The lunchtime news had me sobbing into my sandwich as I watched the Burmese defending themselves against truncheons and guns.
‘Loose Women’ saw me dribbling into my over ripe plums; ‘Countdown’, snivvling into my Earl Grey tea whilst Jenny Eclair on Paul O’Grady, found me almost inconsolable over my custard creams.
By the time I’d had my shower and put on a pair of trousers that looked horrible there was a damp patch on the carpet on Jim’s side of the bed.
I didn’t know I was so full of water- I needed a tap on the head to get rid of it all.
The Elia feast helped. A soup of peach and tomato, two scallops with a creamy sauce, foie gras in a ramekin with smoky toasty fingers, (hang in we’re only half way through) plum and pepper sorbet, coconut infused oxtail with monk fish and then I had to take a break, but there’s more…..
Because I had been so over emotional Jim got affected, he went off to work on his motorbike, dropped it in the garage, broke the clutch lever, and arrived at the Globe almost as miserable as me.
He called me in the restaurant to say that he’d tried to fix it with a bit of pipe from the prop store but had broken it off completely. After the show he set off on foot, still in his heavy biker gear, walked four times round the block and finally arrived as Rob and I descended on our dessert. Rob had the lavender infused macaroons whilst I figged out on baclava and yoghurt. By the time Jim started on his rabbit I was so full I’d taken my shoes and top off and chewed off most of my Mac lipstick.

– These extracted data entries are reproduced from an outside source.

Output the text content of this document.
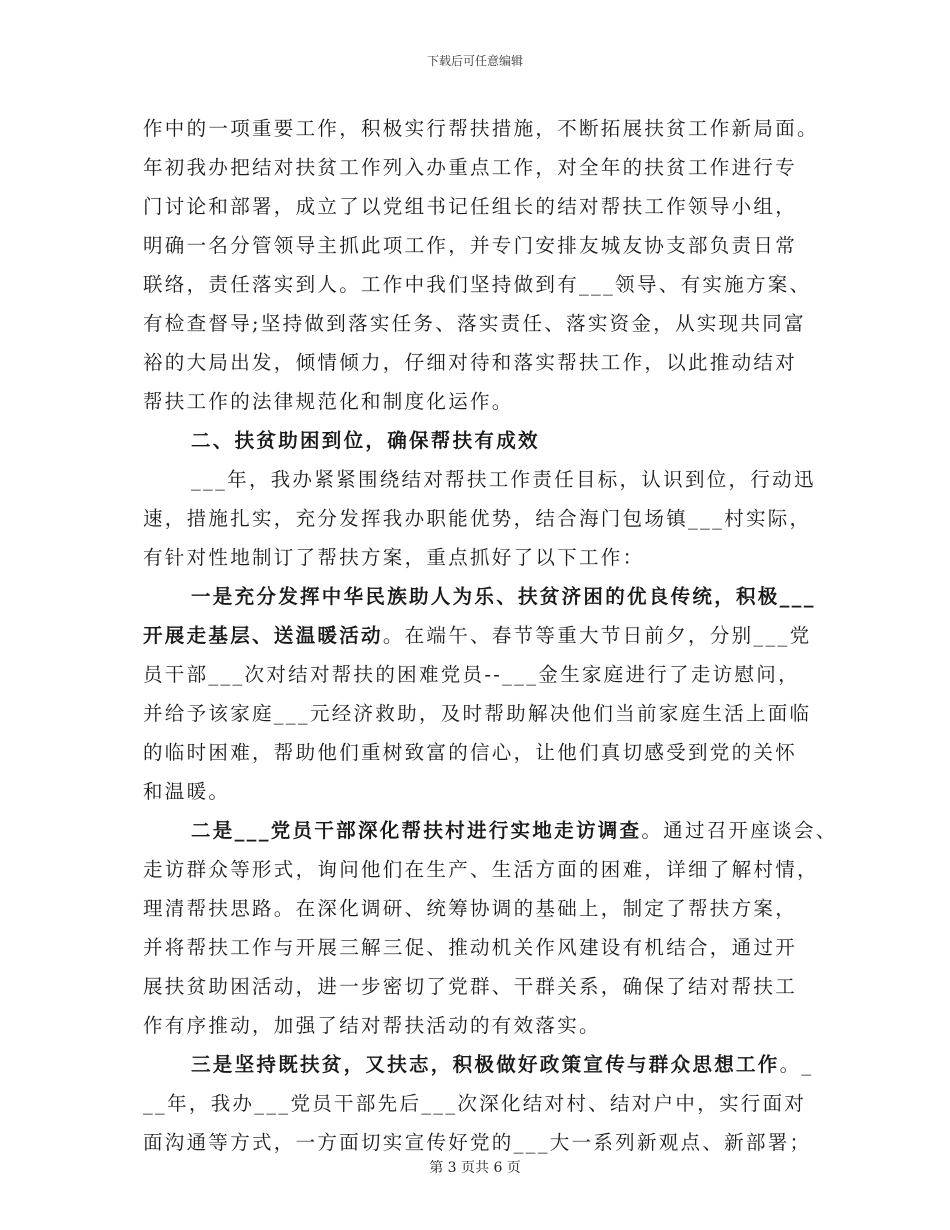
下载后可任意编辑
作中的一项重要工作，积极实行帮扶措施，不断拓展扶贫工作新局面。
年初我办把结对扶贫工作列入办重点工作，对全年的扶贫工作进行专
门讨论和部署，成立了以党组书记任组长的结对帮扶工作领导小组，
明确一名分管领导主抓此项工作，并专门安排友城友协支部负责日常
联络，责任落实到人。工作中我们坚持做到有___领导、有实施方案、
有检查督导;坚持做到落实任务、落实责任、落实资金，从实现共同富
裕的大局出发，倾情倾力，仔细对待和落实帮扶工作，以此推动结对
帮扶工作的法律规范化和制度化运作。
二、扶贫助困到位，确保帮扶有成效
___年，我办紧紧围绕结对帮扶工作责任目标，认识到位，行动迅
速，措施扎实，充分发挥我办职能优势，结合海门包场镇___村实际，
有针对性地制订了帮扶方案，重点抓好了以下工作：
一是充分发挥中华民族助人为乐、扶贫济困的优良传统，积极___
开展走基层、送温暖活动。在端午、春节等重大节日前夕，分别___党
员干部___次对结对帮扶的困难党员--___金生家庭进行了走访慰问，
并给予该家庭___元经济救助，及时帮助解决他们当前家庭生活上面临
的临时困难，帮助他们重树致富的信心，让他们真切感受到党的关怀
和温暖。
二是___党员干部深化帮扶村进行实地走访调查。通过召开座谈会、
走访群众等形式，询问他们在生产、生活方面的困难，详细了解村情，
理清帮扶思路。在深化调研、统筹协调的基础上，制定了帮扶方案，
并将帮扶工作与开展三解三促、推动机关作风建设有机结合，通过开
展扶贫助困活动，进一步密切了党群、干群关系，确保了结对帮扶工
作有序推动，加强了结对帮扶活动的有效落实。
三是坚持既扶贫，又扶志，积极做好政策宣传与群众思想工作。_
__年，我办___党员干部先后___次深化结对村、结对户中，实行面对
面沟通等方式，一方面切实宣传好党的___大一系列新观点、新部署；
第 3 页共 6 页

I drove back to the flat with Jim in the passenger seat, his bikers jacket filling out most of my little boot and my stomach almost as big as the air-bag.
Last night we went to the closing gig at THE SPITZ in the East End, Loads of musicians, artists, photographers and liggers. Jim and I saw the kid off in a taxi; she was off to Soho to give her demo to a magazine editor who’s launching new talent.
Wednesday night we had our ex son-in-law for supper. We ate lamb and root vegetables, much too late for our digestion, and talked until 3.00 in the morning
Tuesday was all voice overs and Monday was coming to terms with the end of summer. It’s no wonder I’m tired and emotional.
It’s now 2.17 am, the balcony door is open and the cool night air is drifiting in from the river.
I await LBC’s revised work schedule. As from next week I will be on on Sundays. I’m told its better than Saturday Night. In my youth Sunday afternoon was ‘Sing Something Simple.’ or ‘The Black and White Minstrel Show’. My, how times have changed.
It’s too late for remminniscenses though, or any other long word for that matter.